As the government prepares to prorogue parliament and a no-deal Brexit becomes an ominous probability, the contentious matter of the “Irish backstop” is no longer a technical complication in a wider political argument: it is now a tangible, terrifying crisis in itself. Will our leaders, in their rash drive to force through Brexit at all costs, really risk a hard border in Ireland after such hard-won peace between north and south? Have the Troubles been forgotten so soon?
It’s surely with that rhetorical question in mind that Channel 4 and Film4 have rather cunningly kicked off September with a film mini-season dedicated to cinema of the Troubles – broadcast at scheduled night-owl times, but rather more conveniently continued on their All4 streaming service. The centrepiece of it all – premiering on Channel 4 tonight, before hitting All4 for 30 days – is 50 Years of the Troubles: A Journey Through Film, an hour-long documentary from irrepressible, Belfast-born film historian Mark Cousins, in which he considers the role cinema played as both an escape route and a representative snapshot for Irish folk caught in the turmoil.
Narrated in Cousins’s signature discursive style as it considers everything from Annie Get Your Gun to The Devil’s Own, it’s a gentle jumping-off point for the robust trio of films programmed by Film4 to supplement his commentary: ’71, Yann Demange’s heart-in-mouth study of a British soldier stranded in an IRA stronghold; The Crying Game, Neil Jordan’s still-crackling collision of national and sexual politics, which holds up even if we all know the once-ballyhooed twist; and Hunger, the stark, tactile Bobby Sands portrait that remains Steve McQueen’s greatest film to date. All three will likewise be hanging around on All4 – essential catch-up fare if you’ve never seen them.
If you want to expand the mini-season on your own, meanwhile, the streaming universe has plenty of options – even if some keystone films of the Troubles are disappointingly hard to find online. (Paul Greengrass’s Bloody Sunday and Pat O’Connor’s Cal are oddly awol, while Alan Clarke’s brutal, seminal short Elephant can only be found chopped into four videos on Dailymotion – hardly the way it should be watched.) The BFI Player, however, reliably pitches in with Maeve, a remarkable, little-seen feminist angle on the era from 1981, following a young woman returning to Belfast after a long spell in London and defiantly asserting herself to her family and her republican lover. Pat Murphy’s film puts a gendered spin on Anglo-Irish relations too: it remains spiky and thought-provoking.
If you only associate Ken Loach with kitchen-sink realism, the jittery conspiracy-thriller mechanics of his 1990 film Hidden Agenda (available on iTunes) may surprise you.
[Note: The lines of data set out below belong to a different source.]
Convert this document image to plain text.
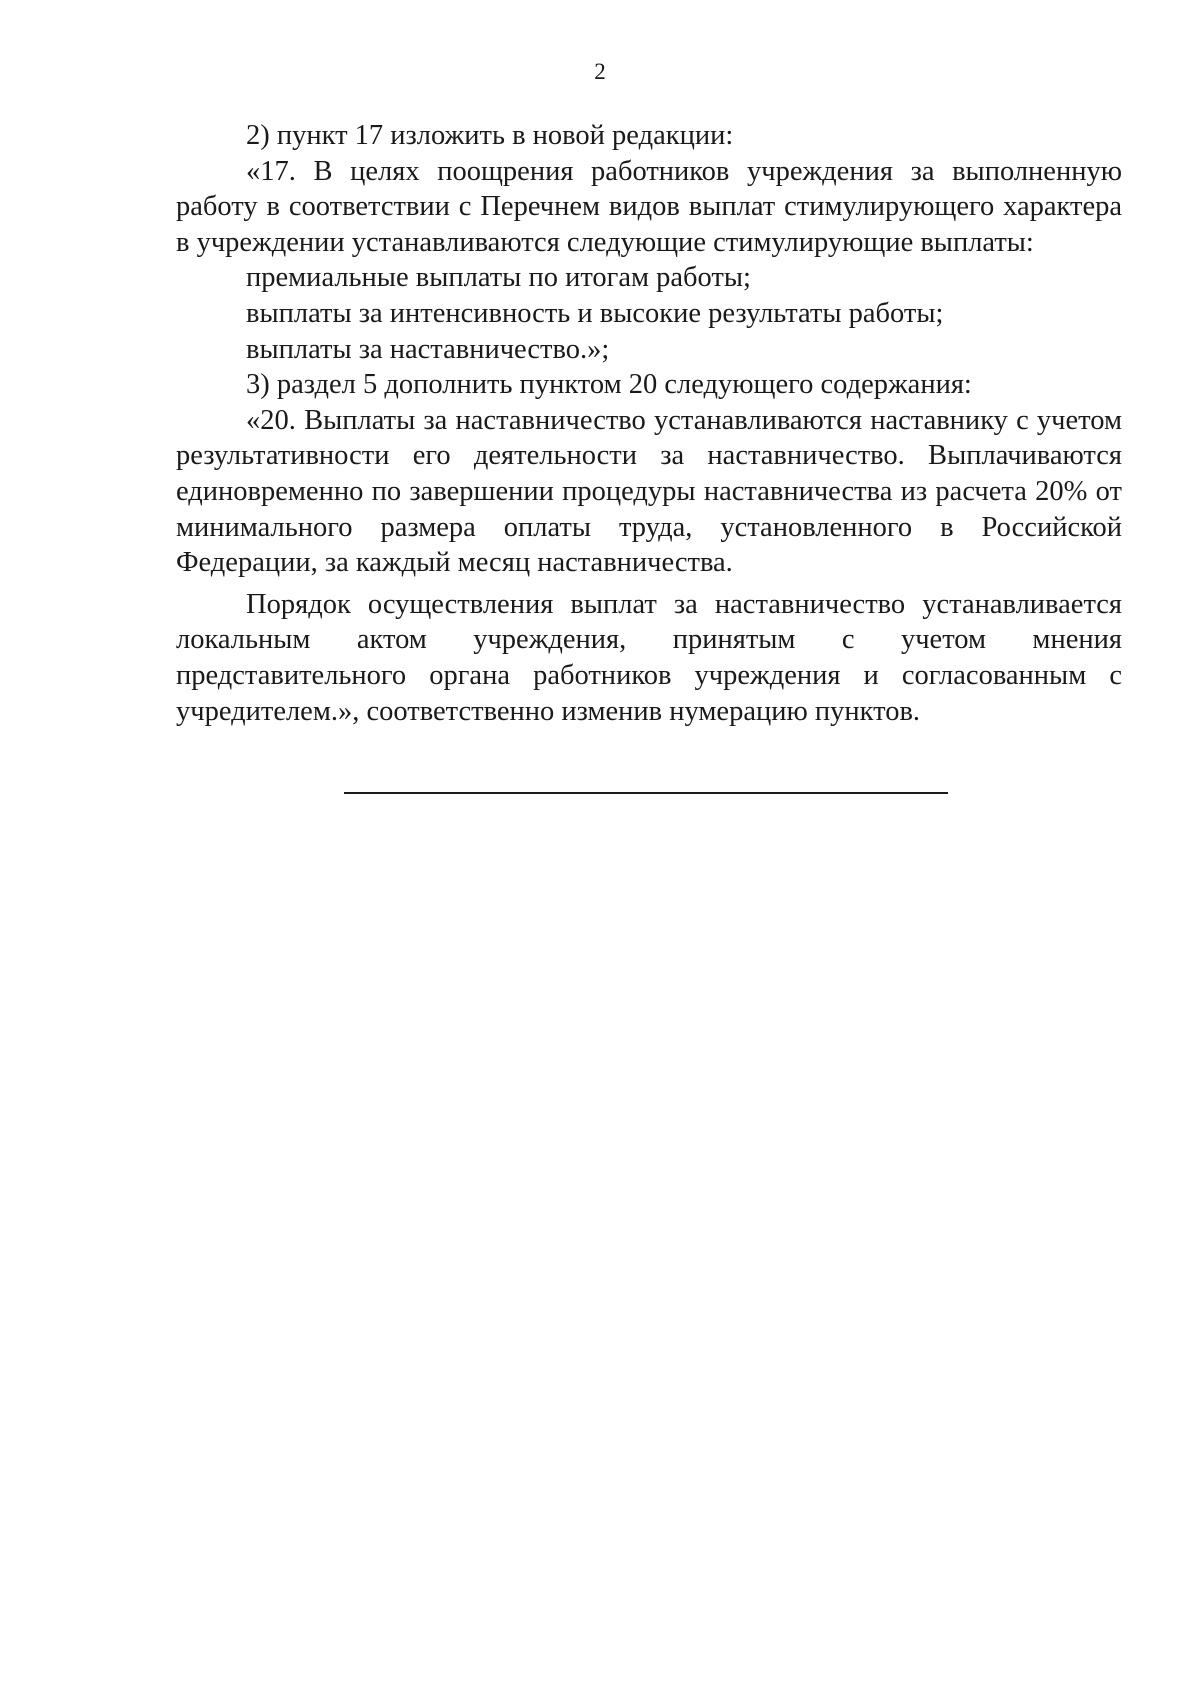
2

2) пункт 17 изложить в новой редакции:

«17. В целях поощрения работников учреждения за выполненную работу в соответствии с Перечнем видов выплат стимулирующего характера в учреждении устанавливаются следующие стимулирующие выплаты:

премиальные выплаты по итогам работы;

выплаты за интенсивность и высокие результаты работы;

выплаты за наставничество.»;

3) раздел 5 дополнить пунктом 20 следующего содержания:

«20. Выплаты за наставничество устанавливаются наставнику с учетом результативности его деятельности за наставничество. Выплачиваются единовременно по завершении процедуры наставничества из расчета 20% от минимального размера оплаты труда, установленного в Российской Федерации, за каждый месяц наставничества.

Порядок осуществления выплат за наставничество устанавливается локальным актом учреждения, принятым с учетом мнения представительного органа работников учреждения и согласованным с учредителем.», соответственно изменив нумерацию пунктов.
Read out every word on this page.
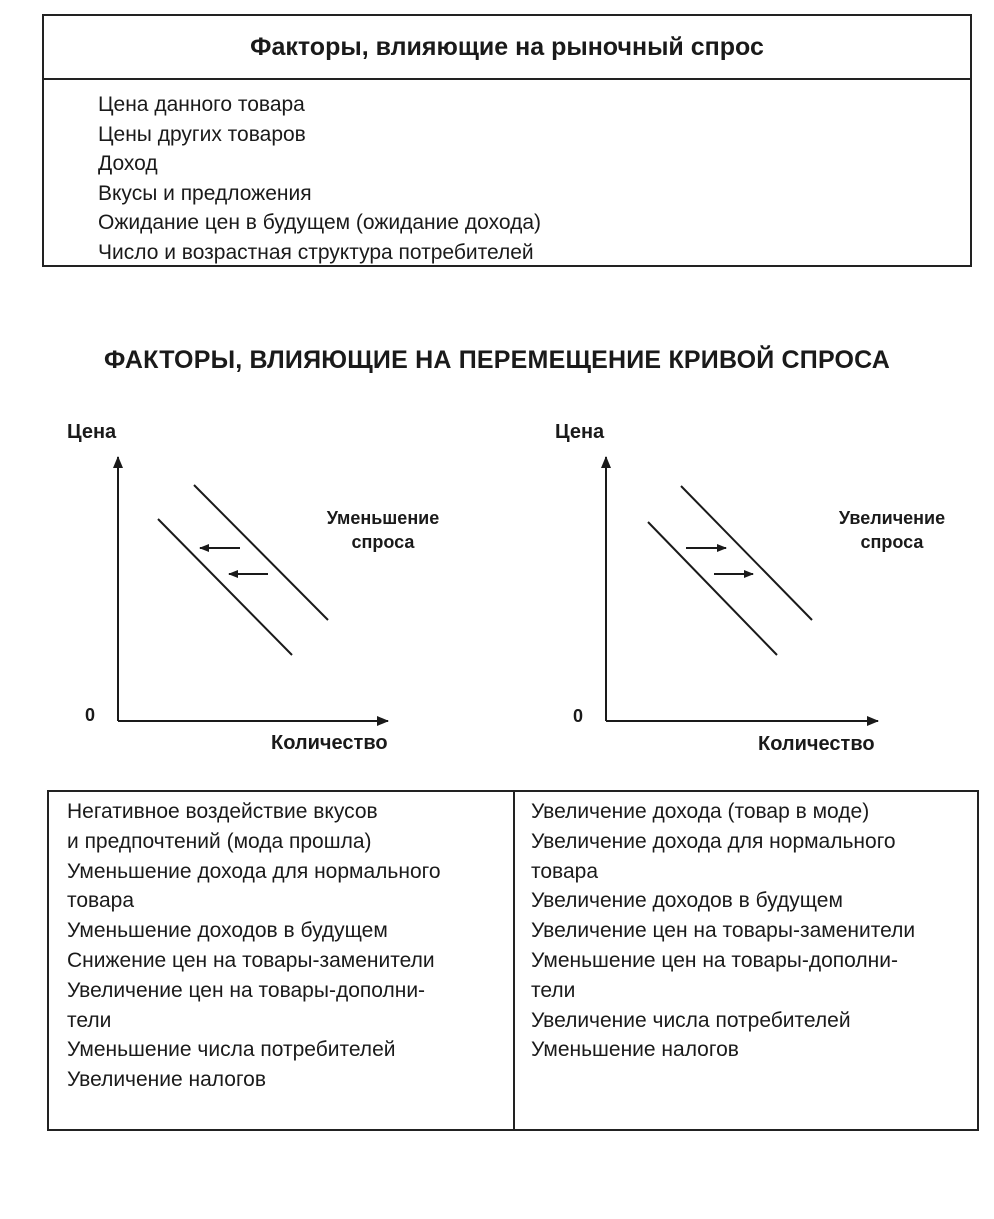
Факторы, влияющие на рыночный спрос
Цена данного товара
Цены других товаров
Доход
Вкусы и предложения
Ожидание цен в будущем (ожидание дохода)
Число и возрастная структура потребителей
ФАКТОРЫ, ВЛИЯЮЩИЕ НА ПЕРЕМЕЩЕНИЕ КРИВОЙ СПРОСА
Цена
Количество
0
Уменьшение
спроса
Цена
Количество
0
Увеличение
спроса
Негативное воздействие вкусов
и предпочтений (мода прошла)
Уменьшение дохода для нормального
товара
Уменьшение доходов в будущем
Снижение цен на товары-заменители
Увеличение цен на товары-дополни-
тели
Уменьшение числа потребителей
Увеличение налогов
Увеличение дохода (товар в моде)
Увеличение дохода для нормального
товара
Увеличение доходов в будущем
Увеличение цен на товары-заменители
Уменьшение цен на товары-дополни-
тели
Увеличение числа потребителей
Уменьшение налогов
Starring Frances McDormand as an American lawyer on a mission to uncover the British government’s crimes against the Northern Irish, it’s one of his most overtly entertaining films – but still steams with righteous Loachian fury. Still underrated, meanwhile, is James Marsh’s coolly empathetic Shadow Dancer (2012), available on Google Play, among other outlets, with its taut, fierce performance from Andrea Riseborough as a cagey IRA terrorist turned MI5 informant.
Not everything under this thematic banner, however, has to be sobering or outright despairing – or even for adults. As a chaser to all that grit, Mickybo and Me (available on SkyStore) offers a gentle, sweet-natured growing-up portrait of two boys (one Catholic, one Protestant, mutually worshipful of Butch Cassidy) in 1970 Belfast, who dream of escaping their troubles in all senses and journeying to Australia. And over on Amazon, the rollicking musical biopic Good Vibrations – about record label founder Terri Hooley and the Belfast punk scene he cultivated amid social turmoil – is a lively reminder of the urgent art that emerges from rough times.
New to streaming & DVD this week
Avengers: Endgame
(Disney, 12)
The comic-book colossus makes its way to home entertainment – and by this point, really, you’re in or you’re out. More a souped-up Comic-Con convention than a film, but it’s done with confident bluster.
Out of Blue
(Spirit, 15)
British indie auteur Carol Morley and the literature of Martin Amis seem an unlikely mix on paper. On watching this disconcertingly stateless New Orleans noir with metaphysical overtones, they remain pretty unlikely on screen, but its spell works on some.
Memory: The Origins of Alien
(Dogwoof, 15)
As in his Psycho-oriented 78/52, Swiss film-maker Alexandre O Phillippe maker brings a fresh, eerie energy to the standard “making-of” doc formula, this time probing the mythology, psychology and dreamy design of Ridley Scott’s sci-fi classic.
Shock Corridor/The Naked Kiss
(Sony, E)
Two of Samuel Fuller’s most exhilarating, on-edge classics get the Criterion treatment, their buffed-up presentation accentuating just how expertly he walked the line between art and exploitation.